Thanks for commenting on your experience. For the record, you can also get the tree printed by increasing the verbosity level of the fit:
julia> X, y = @load_iris
((sepal_length = [5.1, 4.9, 4.7, 4.6, 5.0, 5.4, 4.6, 5.0, 4.4, 4.9 … 6.7, 6.9, 5.8, 6.8, 6.7, 6.7, 6.3, 6.5, 6.2, 5.9], sepal_width = [3.5, 3.0, 3.2, 3.1, 3.6, 3.9, 3.4, 3.4, 2.9, 3.1 … 3.1, 3.1, 2.7, 3.2, 3.3, 3.0, 2.5, 3.0, 3.4, 3.0], petal_length = [1.4, 1.4, 1.3, 1.5, 1.4, 1.7, 1.4, 1.5, 1.4, 1.5 … 5.6, 5.1, 5.1, 5.9, 5.7, 5.2, 5.0, 5.2, 5.4, 5.1], petal_width = [0.2, 0.2, 0.2, 0.2, 0.2, 0.4, 0.3, 0.2, 0.2, 0.1 … 2.4, 2.3, 1.9, 2.3, 2.5, 2.3, 1.9, 2.0, 2.3, 1.8]), CategoricalArrays.CategoricalString{UInt8}["setosa", "setosa", "setosa", "setosa", "setosa", "setosa", "setosa", "setosa", "setosa", "setosa" … "virginica", "virginica", "virginica", "virginica", "virginica", "virginica", "virginica", "virginica", "virginica", "virginica"])

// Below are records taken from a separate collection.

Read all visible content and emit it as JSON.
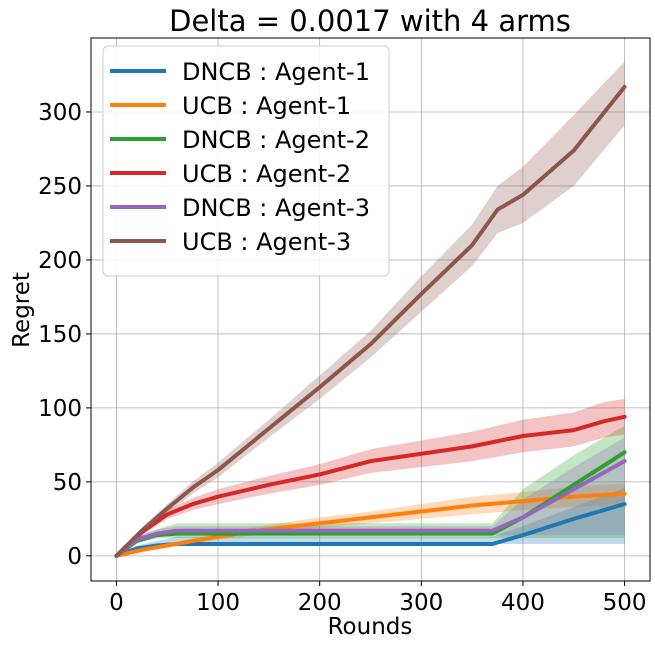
{
  "chart_data": {
    "type": "line",
    "title": "Delta = 0.0017 with 4 arms",
    "xlabel": "Rounds",
    "ylabel": "Regret",
    "xlim": [
      -25,
      525
    ],
    "ylim": [
      -17,
      350
    ],
    "xticks": [
      0,
      100,
      200,
      300,
      400,
      500
    ],
    "yticks": [
      0,
      50,
      100,
      150,
      200,
      250,
      300
    ],
    "grid": true,
    "legend_position": "top-left",
    "series": [
      {
        "name": "DNCB : Agent-1",
        "color": "#1f77b4",
        "x": [
          0,
          20,
          40,
          60,
          100,
          200,
          300,
          370,
          400,
          450,
          500
        ],
        "y": [
          0,
          5,
          7,
          8,
          8,
          8,
          8,
          8,
          14,
          25,
          35
        ],
        "lower": [
          0,
          5,
          7,
          8,
          8,
          8,
          8,
          8,
          8,
          8,
          8
        ],
        "upper": [
          0,
          7,
          10,
          13,
          13,
          13,
          13,
          13,
          20,
          33,
          46
        ]
      },
      {
        "name": "UCB : Agent-1",
        "color": "#ff7f0e",
        "x": [
          0,
          25,
          50,
          75,
          100,
          150,
          200,
          250,
          300,
          350,
          400,
          450,
          500
        ],
        "y": [
          0,
          4,
          7,
          10,
          13,
          18,
          22,
          26,
          30,
          34,
          37,
          40,
          42
        ],
        "lower": [
          0,
          3,
          6,
          8,
          11,
          15,
          19,
          22,
          25,
          28,
          31,
          33,
          35
        ],
        "upper": [
          0,
          5,
          8,
          12,
          15,
          21,
          26,
          30,
          35,
          40,
          43,
          47,
          49
        ]
      },
      {
        "name": "DNCB : Agent-2",
        "color": "#2ca02c",
        "x": [
          0,
          20,
          40,
          60,
          100,
          200,
          300,
          370,
          400,
          450,
          500
        ],
        "y": [
          0,
          10,
          14,
          15,
          15,
          15,
          15,
          15,
          26,
          48,
          70
        ],
        "lower": [
          0,
          9,
          12,
          12,
          12,
          12,
          12,
          12,
          12,
          12,
          12
        ],
        "upper": [
          0,
          13,
          18,
          22,
          22,
          22,
          22,
          22,
          45,
          68,
          88
        ]
      },
      {
        "name": "UCB : Agent-2",
        "color": "#d62728",
        "x": [
          0,
          25,
          50,
          75,
          100,
          150,
          200,
          250,
          300,
          350,
          400,
          450,
          480,
          500
        ],
        "y": [
          0,
          16,
          28,
          35,
          40,
          48,
          55,
          64,
          69,
          74,
          81,
          85,
          91,
          94
        ],
        "lower": [
          0,
          14,
          25,
          31,
          35,
          42,
          48,
          56,
          60,
          64,
          70,
          74,
          80,
          82
        ],
        "upper": [
          0,
          18,
          31,
          39,
          45,
          54,
          62,
          72,
          78,
          84,
          92,
          97,
          104,
          106
        ]
      },
      {
        "name": "DNCB : Agent-3",
        "color": "#9467bd",
        "x": [
          0,
          20,
          40,
          60,
          100,
          200,
          300,
          370,
          400,
          450,
          500
        ],
        "y": [
          0,
          11,
          15,
          17,
          17,
          17,
          17,
          17,
          26,
          45,
          64
        ],
        "lower": [
          0,
          10,
          13,
          14,
          14,
          14,
          14,
          14,
          14,
          14,
          14
        ],
        "upper": [
          0,
          13,
          18,
          20,
          20,
          20,
          20,
          20,
          38,
          60,
          80
        ]
      },
      {
        "name": "UCB : Agent-3",
        "color": "#8c564b",
        "x": [
          0,
          25,
          50,
          75,
          100,
          150,
          200,
          250,
          300,
          350,
          375,
          400,
          450,
          500
        ],
        "y": [
          0,
          17,
          32,
          46,
          58,
          86,
          114,
          143,
          177,
          210,
          234,
          244,
          274,
          317
        ],
        "lower": [
          0,
          15,
          29,
          42,
          53,
          80,
          106,
          134,
          165,
          196,
          218,
          225,
          250,
          291
        ],
        "upper": [
          0,
          19,
          35,
          50,
          63,
          92,
          122,
          152,
          189,
          224,
          250,
          263,
          298,
          334
        ]
      }
    ]
  }
}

julia> mach = machine(@load(DecisionTreeClassifier), X, y)
julia> fit!(mach, verbosity=2)
[ Info: Training Machine{DecisionTreeClassifier} @ 1…47.
Feature 3, Threshold 2.45
L-> 1 : 50/50
R-> Feature 4, Threshold 1.75
L-> Feature 3, Threshold 4.95
L-> Feature 4, Threshold 1.65
L-> 2 : 47/47
R-> 3 : 1/1
R-> Feature 4, Threshold 1.55
L-> 3 : 3/3
R-> Feature 3, Threshold 5.449999999999999
L-> 2 : 2/2
R-> 3 : 1/1
R-> Feature 3, Threshold 4.85
L-> Feature 2, Threshold 3.1
L-> 3 : 2/2
R-> 2 : 1/1
R-> 3 : 43/43
Machine{DecisionTreeClassifier} @ 1…47
julia> fitted_params(mach)
(tree_or_leaf = Decision Tree
Leaves: 9
Depth: 5,
encoding = Dict("virginica"=>0x03,"setosa"=>0x01,"versicolor"=>0x02),)
The correct way for the user to access the learning parameters is to use fp=fitted_params(mach)
. In this case fp.encoding
tells you how to decode the printed tree levels. If you wanted to print without refitting, you could do DecisionTree.print_tree(fp.tree_or_leaf)
.
In general there are two ways to inspect outcomes of training: fitted_params(mach)
returns a named-tuple representing (in as user-friendly form as possible) the actual learned parameters, while report(mach)
returns everything else. In the case of DecisionTree, one could expand the report to include a method that prints the tree. (In the fit
method in “MLJModels/src/DecisionTree.jl” change report = (classes_seen=classes_seen,)
to
report = (classes_seen=classes_seen,
print_tree= () -> DecistionTree.print_tree(tree, model.display_depth))
Or something along those lines. Pull request welcome!